Many conservatives have focused on DEI not because of their moral and sometimes practical objections to diversity efforts—which can be meritorious; not every diversity initiative is good or appropriate—but because it allows them to express underlying assumptions about the inherent inferiority of Black people and women implicitly, without sounding like they are making those assumptions themselves. This way they can argue that it is not that they think Black people and women are inferior; it is that diversity initiatives inherently elevate people who are unqualified. For example, when Harris announced that she and her running mate, Minnesota Governor Tim Walz, would do the traditional postconvention interview with both of them (as Trump and his running mate, J. D. Vance, did), conservatives suggested that she must be incapable of being interviewed alone.

After Harris’s performance on Tuesday, conservatives tried to reconcile the difference between their perception of her as an idiot and the reality of what they saw onstage. Conspiracy theories abounded—Trump insisted that she’d had the questions beforehand, while conservatives on social media speculated that she had speakers in her earrings that were telling her what to say. I don’t want to overstate the importance of debating—being a good debater says very little about whether you would be a good president—but the right’s assumptions about Harris’s intellectual capacity were clearly invalidated by her performance.

Now, it would be simpler for conservatives who claimed Harris was an imbecile to admit that maybe the current vice president and former senator, attorney general, and district attorney is just smarter than they were giving her credit for. But that would require abandoning the assumptions about Black people and women that drove them to make their initial assessment. They cannot do that, because doing so would illustrate why diversity efforts are necessary in the first place: that plainly competent people are often wrongly assumed to be stupid because they are not white men, and denied opportunities as a result.

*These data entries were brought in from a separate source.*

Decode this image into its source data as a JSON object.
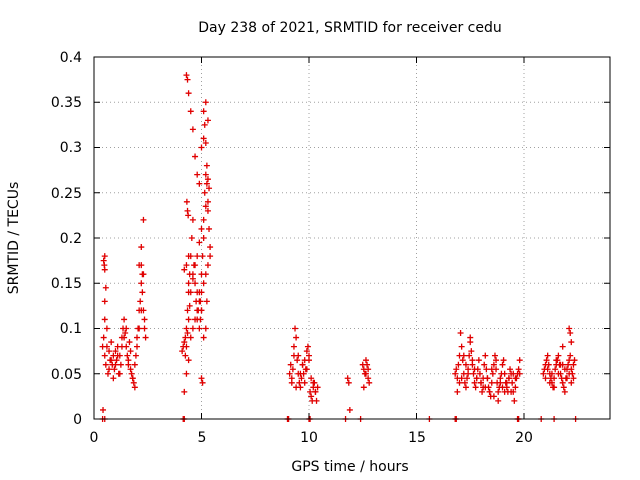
{
  "chart_data": {
    "type": "scatter",
    "title": "Day 238 of 2021, SRMTID for receiver cedu",
    "xlabel": "GPS time / hours",
    "ylabel": "SRMTID / TECUs",
    "xlim": [
      0,
      24
    ],
    "ylim": [
      0,
      0.4
    ],
    "x_ticks": [
      "0",
      "5",
      "10",
      "15",
      "20"
    ],
    "y_ticks": [
      "0",
      "0.05",
      "0.1",
      "0.15",
      "0.2",
      "0.25",
      "0.3",
      "0.35",
      "0.4"
    ],
    "grid": true,
    "marker": "plus",
    "color": "#e00000",
    "series": [
      {
        "name": "SRMTID",
        "x": [
          0.4,
          0.45,
          0.5,
          0.48,
          0.55,
          0.6,
          0.65,
          0.7,
          0.75,
          0.8,
          0.85,
          0.9,
          0.95,
          1.0,
          1.05,
          1.1,
          1.15,
          1.2,
          1.25,
          1.3,
          1.35,
          1.4,
          1.45,
          1.5,
          1.55,
          1.6,
          1.65,
          1.7,
          1.75,
          1.8,
          1.85,
          1.9,
          1.95,
          2.0,
          2.05,
          2.1,
          2.15,
          2.2,
          2.25,
          2.3,
          2.35,
          2.4,
          0.5,
          0.6,
          0.7,
          0.8,
          0.9,
          1.0,
          1.1,
          1.2,
          1.3,
          1.4,
          1.5,
          1.6,
          1.7,
          1.8,
          1.9,
          2.0,
          2.1,
          2.2,
          2.3,
          0.5,
          0.55,
          0.5,
          0.45,
          0.5,
          2.2,
          2.25,
          2.35,
          2.1,
          2.2,
          2.3,
          0.42,
          4.1,
          4.15,
          4.2,
          4.25,
          4.3,
          4.35,
          4.4,
          4.45,
          4.5,
          4.55,
          4.6,
          4.65,
          4.7,
          4.75,
          4.8,
          4.85,
          4.9,
          4.95,
          5.0,
          5.05,
          5.1,
          5.15,
          5.2,
          5.25,
          5.3,
          5.35,
          5.4,
          4.3,
          4.35,
          4.4,
          4.5,
          4.6,
          4.7,
          4.8,
          4.9,
          5.0,
          5.1,
          5.2,
          5.3,
          4.25,
          4.3,
          4.35,
          4.4,
          4.45,
          4.5,
          4.6,
          4.7,
          4.8,
          4.9,
          5.0,
          5.1,
          5.2,
          5.3,
          4.2,
          4.3,
          4.4,
          5.0,
          5.05,
          5.1,
          5.2,
          5.25,
          5.3,
          5.35,
          4.35,
          4.32,
          4.38,
          5.1,
          5.15,
          5.2,
          4.9,
          4.95,
          5.0,
          5.25,
          4.2,
          4.3,
          4.4,
          4.5,
          4.6,
          4.7,
          4.8,
          4.9,
          5.0,
          5.1,
          5.2,
          5.3,
          5.4,
          4.4,
          4.6,
          4.8,
          5.0,
          9.1,
          9.15,
          9.2,
          9.25,
          9.3,
          9.35,
          9.4,
          9.45,
          9.5,
          9.55,
          9.6,
          9.65,
          9.7,
          9.75,
          9.8,
          9.85,
          9.9,
          9.95,
          10.0,
          10.05,
          10.1,
          10.15,
          10.2,
          10.25,
          10.3,
          10.35,
          10.4,
          9.3,
          9.5,
          9.7,
          9.9,
          10.1,
          10.3,
          9.2,
          9.4,
          9.6,
          9.8,
          10.0,
          10.2,
          11.8,
          11.85,
          11.9,
          12.5,
          12.55,
          12.6,
          12.65,
          12.7,
          12.75,
          12.8,
          12.55,
          12.65,
          12.75,
          16.8,
          16.85,
          16.9,
          16.95,
          17.0,
          17.05,
          17.1,
          17.15,
          17.2,
          17.25,
          17.3,
          17.35,
          17.4,
          17.45,
          17.5,
          17.55,
          17.6,
          17.65,
          17.7,
          17.75,
          17.8,
          17.85,
          17.9,
          17.95,
          18.0,
          18.05,
          18.1,
          18.15,
          18.2,
          18.25,
          18.3,
          18.35,
          18.4,
          18.45,
          18.5,
          18.55,
          18.6,
          18.65,
          18.7,
          18.75,
          18.8,
          18.85,
          18.9,
          18.95,
          19.0,
          19.05,
          19.1,
          19.15,
          19.2,
          19.25,
          19.3,
          19.35,
          19.4,
          19.45,
          19.5,
          19.55,
          19.6,
          19.65,
          19.7,
          19.75,
          19.8,
          16.9,
          17.0,
          17.1,
          17.5,
          17.6,
          17.7,
          17.8,
          18.0,
          18.2,
          18.4,
          18.6,
          18.8,
          19.0,
          19.2,
          19.4,
          19.6,
          19.8,
          17.2,
          17.3,
          17.4,
          18.1,
          18.3,
          18.5,
          18.7,
          18.9,
          19.1,
          19.3,
          19.5,
          20.9,
          20.95,
          21.0,
          21.05,
          21.1,
          21.15,
          21.2,
          21.25,
          21.3,
          21.35,
          21.4,
          21.45,
          21.5,
          21.55,
          21.6,
          21.65,
          21.7,
          21.75,
          21.8,
          21.85,
          21.9,
          21.95,
          22.0,
          22.05,
          22.1,
          22.15,
          22.2,
          22.25,
          22.3,
          22.35,
          21.0,
          21.2,
          21.4,
          21.6,
          21.8,
          22.0,
          22.2,
          21.1,
          21.3,
          21.5,
          21.7,
          21.9,
          22.1,
          22.3,
          22.1,
          22.15,
          22.2,
          21.8,
          0.4,
          0.5,
          4.15,
          4.2,
          9.0,
          9.05,
          10.0,
          10.05,
          11.7,
          12.4,
          15.6,
          16.8,
          16.85,
          19.7,
          19.75,
          20.8,
          21.4,
          22.4
        ],
        "y": [
          0.08,
          0.09,
          0.07,
          0.17,
          0.06,
          0.08,
          0.05,
          0.075,
          0.065,
          0.085,
          0.06,
          0.07,
          0.055,
          0.075,
          0.065,
          0.08,
          0.05,
          0.07,
          0.06,
          0.09,
          0.1,
          0.11,
          0.095,
          0.08,
          0.07,
          0.06,
          0.085,
          0.075,
          0.05,
          0.045,
          0.04,
          0.06,
          0.07,
          0.09,
          0.1,
          0.12,
          0.13,
          0.15,
          0.14,
          0.12,
          0.1,
          0.09,
          0.18,
          0.1,
          0.055,
          0.065,
          0.045,
          0.06,
          0.07,
          0.05,
          0.08,
          0.09,
          0.1,
          0.065,
          0.055,
          0.045,
          0.035,
          0.08,
          0.17,
          0.19,
          0.16,
          0.13,
          0.145,
          0.165,
          0.175,
          0.11,
          0.17,
          0.16,
          0.11,
          0.1,
          0.12,
          0.22,
          0.01,
          0.075,
          0.08,
          0.085,
          0.09,
          0.1,
          0.12,
          0.14,
          0.16,
          0.18,
          0.2,
          0.22,
          0.17,
          0.15,
          0.13,
          0.11,
          0.12,
          0.14,
          0.13,
          0.16,
          0.18,
          0.2,
          0.25,
          0.27,
          0.26,
          0.23,
          0.21,
          0.19,
          0.38,
          0.375,
          0.36,
          0.34,
          0.32,
          0.29,
          0.27,
          0.26,
          0.3,
          0.34,
          0.35,
          0.33,
          0.07,
          0.08,
          0.095,
          0.11,
          0.125,
          0.14,
          0.155,
          0.17,
          0.18,
          0.195,
          0.21,
          0.22,
          0.235,
          0.24,
          0.03,
          0.05,
          0.065,
          0.045,
          0.04,
          0.09,
          0.1,
          0.28,
          0.265,
          0.255,
          0.23,
          0.24,
          0.225,
          0.31,
          0.325,
          0.305,
          0.1,
          0.11,
          0.12,
          0.13,
          0.165,
          0.17,
          0.15,
          0.09,
          0.1,
          0.11,
          0.12,
          0.13,
          0.14,
          0.15,
          0.16,
          0.17,
          0.18,
          0.18,
          0.16,
          0.14,
          0.12,
          0.05,
          0.06,
          0.045,
          0.055,
          0.07,
          0.1,
          0.09,
          0.065,
          0.05,
          0.04,
          0.035,
          0.045,
          0.06,
          0.05,
          0.04,
          0.055,
          0.075,
          0.08,
          0.065,
          0.03,
          0.025,
          0.02,
          0.035,
          0.04,
          0.03,
          0.02,
          0.035,
          0.08,
          0.07,
          0.06,
          0.055,
          0.045,
          0.03,
          0.04,
          0.035,
          0.05,
          0.065,
          0.07,
          0.04,
          0.045,
          0.04,
          0.01,
          0.06,
          0.055,
          0.05,
          0.065,
          0.06,
          0.045,
          0.04,
          0.035,
          0.05,
          0.055,
          0.05,
          0.055,
          0.045,
          0.06,
          0.07,
          0.095,
          0.08,
          0.065,
          0.05,
          0.04,
          0.035,
          0.045,
          0.055,
          0.07,
          0.09,
          0.075,
          0.06,
          0.05,
          0.04,
          0.035,
          0.045,
          0.055,
          0.065,
          0.05,
          0.04,
          0.03,
          0.045,
          0.06,
          0.07,
          0.055,
          0.045,
          0.035,
          0.03,
          0.025,
          0.04,
          0.05,
          0.06,
          0.07,
          0.055,
          0.04,
          0.03,
          0.035,
          0.045,
          0.05,
          0.06,
          0.065,
          0.05,
          0.04,
          0.035,
          0.03,
          0.045,
          0.055,
          0.05,
          0.04,
          0.03,
          0.02,
          0.035,
          0.045,
          0.05,
          0.055,
          0.065,
          0.03,
          0.04,
          0.045,
          0.085,
          0.065,
          0.055,
          0.045,
          0.04,
          0.035,
          0.03,
          0.025,
          0.02,
          0.035,
          0.04,
          0.03,
          0.045,
          0.05,
          0.07,
          0.06,
          0.05,
          0.035,
          0.045,
          0.055,
          0.065,
          0.04,
          0.03,
          0.045,
          0.05,
          0.05,
          0.055,
          0.06,
          0.065,
          0.07,
          0.06,
          0.05,
          0.045,
          0.04,
          0.035,
          0.045,
          0.055,
          0.06,
          0.065,
          0.07,
          0.06,
          0.05,
          0.045,
          0.04,
          0.035,
          0.03,
          0.045,
          0.055,
          0.06,
          0.065,
          0.07,
          0.055,
          0.05,
          0.06,
          0.065,
          0.045,
          0.04,
          0.035,
          0.05,
          0.06,
          0.045,
          0.04,
          0.055,
          0.05,
          0.065,
          0.06,
          0.055,
          0.05,
          0.045,
          0.1,
          0.095,
          0.085,
          0.08,
          0,
          0,
          0,
          0,
          0,
          0,
          0,
          0,
          0,
          0,
          0,
          0,
          0,
          0,
          0,
          0,
          0,
          0
        ]
      }
    ]
  }
}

Indeed, former President Barack Obama faced almost identical criticisms from the right, despite the ease with which he can extemporaneously discuss complex policy matters. The best statistical evidence shows that racial discrimination in employment remains pervasive, in part because of the pervasiveness and power of these assumptions, which not even Black people in the most elite professions can escape. If people like Harris and Obama are constantly facing a barrage of insults about their intelligence, what do you think things are like for regular people who have to face these assumptions every time they apply for a job?

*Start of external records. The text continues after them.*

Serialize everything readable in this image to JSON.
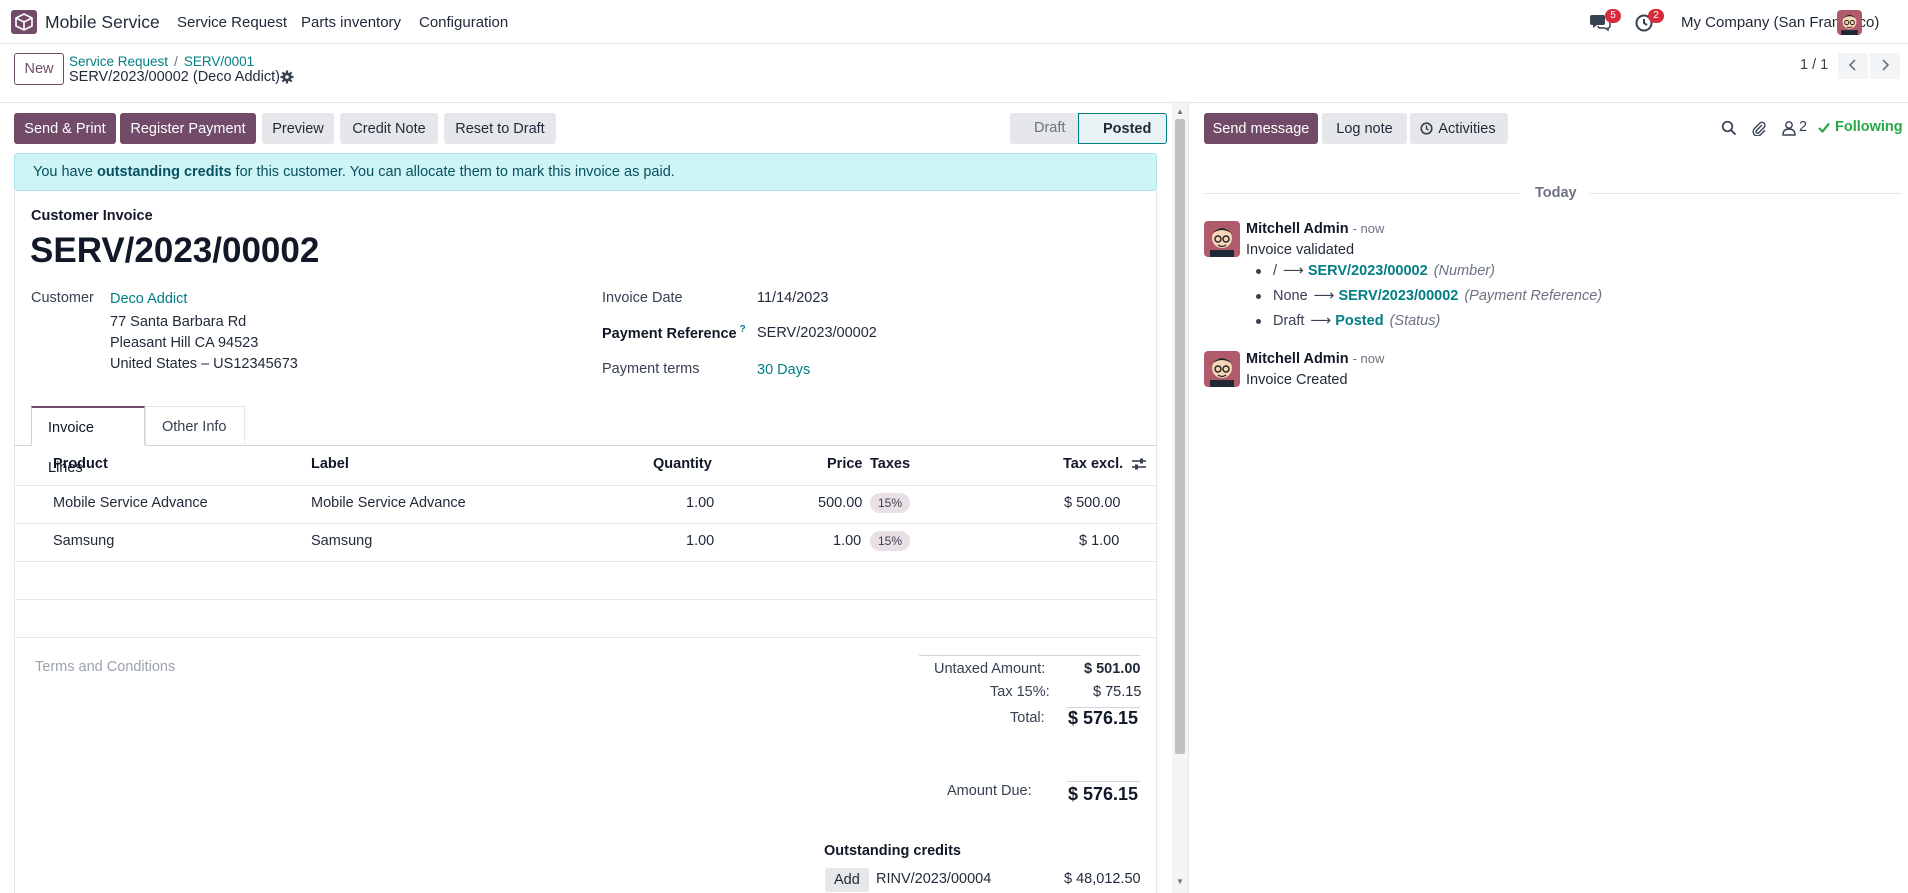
{
  "navbar": {
    "app_name": "Mobile Service",
    "menu": [
      "Service Request",
      "Parts inventory",
      "Configuration"
    ],
    "messages_badge": "5",
    "activities_badge": "2",
    "company": "My Company (San Francisco)"
  },
  "control": {
    "new_label": "New",
    "breadcrumb": [
      "Service Request",
      "SERV/0001"
    ],
    "record_title": "SERV/2023/00002 (Deco Addict)",
    "pager": "1 / 1"
  },
  "actions": {
    "send_print": "Send & Print",
    "register_payment": "Register Payment",
    "preview": "Preview",
    "credit_note": "Credit Note",
    "reset_to_draft": "Reset to Draft"
  },
  "status": {
    "draft": "Draft",
    "posted": "Posted",
    "current": "Posted"
  },
  "alert": {
    "prefix": "You have ",
    "bold": "outstanding credits",
    "suffix": " for this customer. You can allocate them to mark this invoice as paid."
  },
  "invoice": {
    "type_label": "Customer Invoice",
    "number": "SERV/2023/00002",
    "customer_label": "Customer",
    "customer_name": "Deco Addict",
    "address": [
      "77 Santa Barbara Rd",
      "Pleasant Hill CA 94523",
      "United States – US12345673"
    ],
    "invoice_date_label": "Invoice Date",
    "invoice_date": "11/14/2023",
    "payment_ref_label": "Payment Reference",
    "payment_ref_help": "?",
    "payment_ref": "SERV/2023/00002",
    "payment_terms_label": "Payment terms",
    "payment_terms": "30 Days"
  },
  "tabs": [
    "Invoice Lines",
    "Other Info"
  ],
  "lines": {
    "headers": {
      "product": "Product",
      "label": "Label",
      "quantity": "Quantity",
      "price": "Price",
      "taxes": "Taxes",
      "tax_excl": "Tax excl."
    },
    "rows": [
      {
        "product": "Mobile Service Advance",
        "label": "Mobile Service Advance",
        "quantity": "1.00",
        "price": "500.00",
        "tax": "15%",
        "subtotal": "$ 500.00"
      },
      {
        "product": "Samsung",
        "label": "Samsung",
        "quantity": "1.00",
        "price": "1.00",
        "tax": "15%",
        "subtotal": "$ 1.00"
      }
    ]
  },
  "terms_placeholder": "Terms and Conditions",
  "totals": {
    "untaxed_label": "Untaxed Amount:",
    "untaxed": "$ 501.00",
    "tax_label": "Tax 15%:",
    "tax": "$ 75.15",
    "total_label": "Total:",
    "total": "$ 576.15",
    "due_label": "Amount Due:",
    "due": "$ 576.15"
  },
  "outstanding": {
    "title": "Outstanding credits",
    "add_label": "Add",
    "ref": "RINV/2023/00004",
    "amount": "$ 48,012.50"
  },
  "chatter": {
    "send_message": "Send message",
    "log_note": "Log note",
    "activities": "Activities",
    "followers": "2",
    "following": "Following",
    "today": "Today",
    "messages": [
      {
        "author": "Mitchell Admin",
        "time": "- now",
        "body": "Invoice validated",
        "tracking": [
          {
            "old": "/",
            "new": "SERV/2023/00002",
            "field": "(Number)"
          },
          {
            "old": "None",
            "new": "SERV/2023/00002",
            "field": "(Payment Reference)"
          },
          {
            "old": "Draft",
            "new": "Posted",
            "field": "(Status)"
          }
        ]
      },
      {
        "author": "Mitchell Admin",
        "time": "- now",
        "body": "Invoice Created"
      }
    ]
  },
  "icons": {
    "app_logo": "box-icon",
    "messages": "chat-bubbles-icon",
    "activities": "clock-icon",
    "gear": "gear-icon",
    "pager_prev": "chevron-left-icon",
    "pager_next": "chevron-right-icon",
    "columns": "sliders-icon",
    "search": "search-icon",
    "attachment": "paperclip-icon",
    "followers": "user-icon",
    "following": "check-icon"
  },
  "colors": {
    "brand": "#714b67",
    "link": "#017e84",
    "alert_bg": "#cff4f5",
    "following": "#28a745"
  }
}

Nothing is inherently racist about arguing that a Black person is incompetent; what is racist is assuming that because he or she is Black. Harris ran a weak Democratic primary campaign in 2020, and doubts about her strength as a candidate were totally rational. But those were not the criticisms that conservatives offered. Rather, their objections were far more extreme—debasing her political and intellectual talent—objections that were all conditioned by prejudiced assumptions about the capabilities of Black people and women.

Conservatives have taken to referring to DEI as “didn’t earn it.” But to the extent that the candidates are running on unearned advantages related to personal biography, this better describes Trump and Vance than it does Harris, who worked her way up from local to state to federal office over the course of decades.

Trump was born a multimillionaire who drove one business after another into the ground, and his reputation as a brilliant businessman is largely due to him playing one on television. His term as president was mired by incompetence and corruption despite being relatively uneventful, and when faced with a real crisis—the coronavirus pandemic—he proceeded to bungle it in a catastrophic fashion that led to needless deaths and economic calamity. Vance has spent very little time in elected office, an office he won mostly on the success of his memoir and a Trump primary endorsement in a red state. He appears to have been selected as the vice-presidential nominee on the basis of his willingness to debase himself on Trump’s behalf. Neither of them has a compelling record of public service.

That’s the irony—the actual “didn’t earn it” candidates are the two white guys running on the Republican ticket.